Finding your supervisor
You’ll want to find your supervisor as soon as possible. The best way to do this is to through the Faculty listings. Click through and read about the different Faculty’s research interests. The trick is to find a faculty member who’s ideas more or less align with the ideas you have for your paper. When I found a supervisor that fit my research areas, I wrote up a short (500 word) proposal and emailed it to him, asking to meet and talk more about the project. You could also book meetings with different professors to talk through the project and they may be able to recommend someone you didn’t think of.
Maintain a good relationship with your supervisor
Maintaining a good relationship is k e y for both your’s and your supervisor’s sake. Commit time to meet weekly or bi-weekly, keep a strong email rapport, share readings and coffees. Be open, honest and kind. The Graduate Conflict Resolution Centre offers support for potential or occurring conflicts – this can help if there is ever tension between you and your committee, or other areas of your graduate experience.

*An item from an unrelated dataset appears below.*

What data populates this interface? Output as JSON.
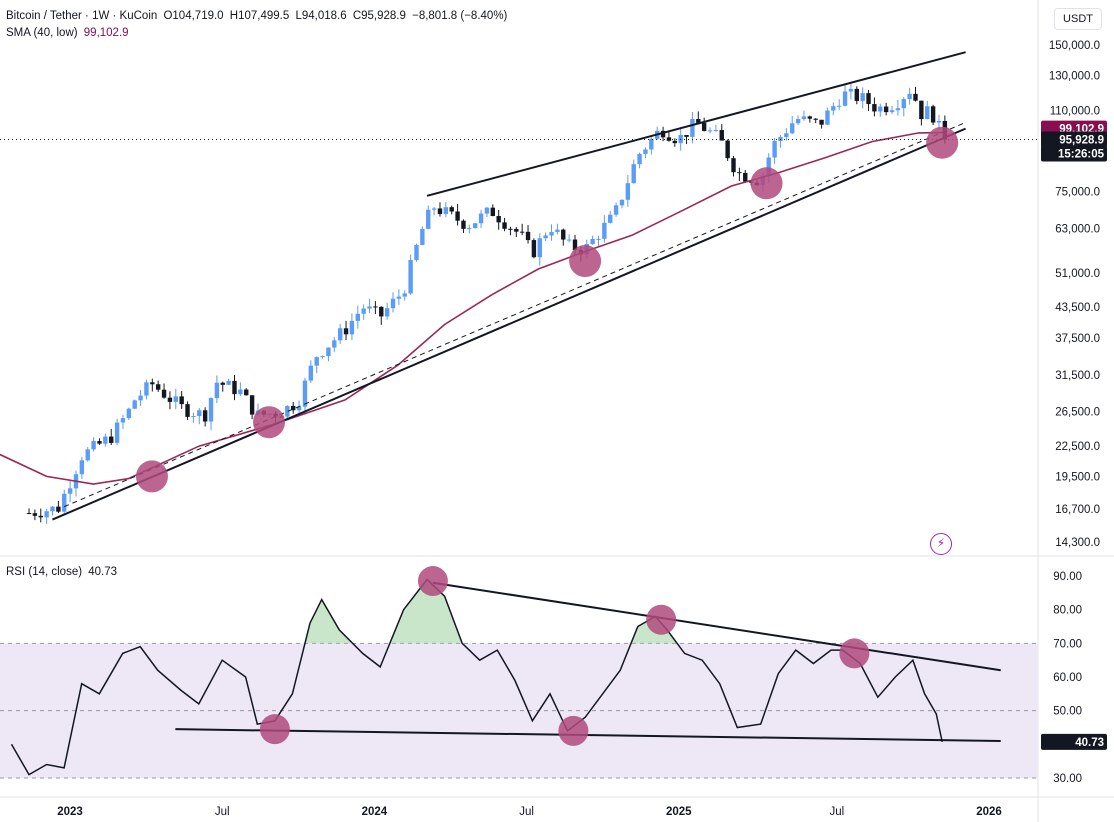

Take a research methods class
Taking a research methods class is a requirement for the thesis option. A research methods class is offered every year in the Faculty. However, if this class is offered in the fall, and you miss registration, you can negotiate a substitute. If you miss this window, talk to your supervisor, department head or contact student services.
Apply for scholarships
I cannot stress this one enough! Once you have an idea worked out, apply apply apply! There are lots of opportunities to receive funding for your project. Even if your ideas aren’t totally fleshed out yet, that’s okay. A rough idea for your paper will be adequate to apply. See SGS’s awards list and see if you qualify. Other scholarships to look into are the Ontario Graduate Scholarship and the Social Sciences and Humanities Research Council.
It may feel daunting to have to apply for large-scale research grants while trying to balance your course work and/or a job. I get it. Work within your means. When I applied for the SSHRC I was overwhelmed and defeated. But it was all worth it to receive that heart pounding email saying I’d been granted funding!
Make a plan
Setting a schedule, planning out your projects and research goals early on is a good step to take. I drew out a table that worked as a tentative timeline.
The above schedule did shift around slightly, but it was a good action plan that me and my supervisor could follow. Setting deadlines is key to keeping on track to finish your project in time.
Enjoy the process
I guess I also can’t stress this point enough either! Yes, writing a thesis is stressful, time consuming, gruelling… tiresome. Also, being a thesis student in the Faculty of Information is like being a unicorn (we are basically mythical, rare beings). You will have a never ending onslaught of people asking you: “sO wHat’s yOur tHeSis aBout?”, as you sip your fourth coffee of the day ….
BUT, I found ways to cherish the process. I would treat myself when I hit certain goals, I had wonderful conversations with my supervisor and second reader, and I tried to find fun in what I was doing. Staying positive is important.
My mantra was: “It’s not like I’m not going to get it done!”
The rest of your committee
Outside of finding your supervisor, you’ll need to find a second reader. Your second reader is basically your second hype-person, you’ll meet with them less frequently, but they will also guide, edit and consult on your project. Ask your supervisor who they think would act as a good second reader if you don’t have anyone in mind.
Research and writing tips
Organize your sources. I used Zotero to keep track of what I’d read.
Organize a meeting with the reference librarian for FIS students, Nalini Singh. She will show you how to successfully navigate the UTL catalog and search engine. She is amazing 🙂
Stick to your schedule the best you can. Write in steps, and your first drafts don’t have to be perfect. Just get your ideas out onto the page, the refinement comes with time.
Give yourself a break, and check in with yourself from time to time. Are you tired? Take a nap. Are you hungry? Eat something. Are you feeling restless? Go for a walk, or work out. Are you feeling overwhelmed? Call a close friend or family member. Are you sick? Let your supervisor know.
Your project isn’t going anywhere once you’ve buckled in for the ride, so remember that it is a process, and the only person responsible for completing the process is YOU! Take care of your brain and your body, then worry about getting in your word counts.
You are the champion of your own research, own it!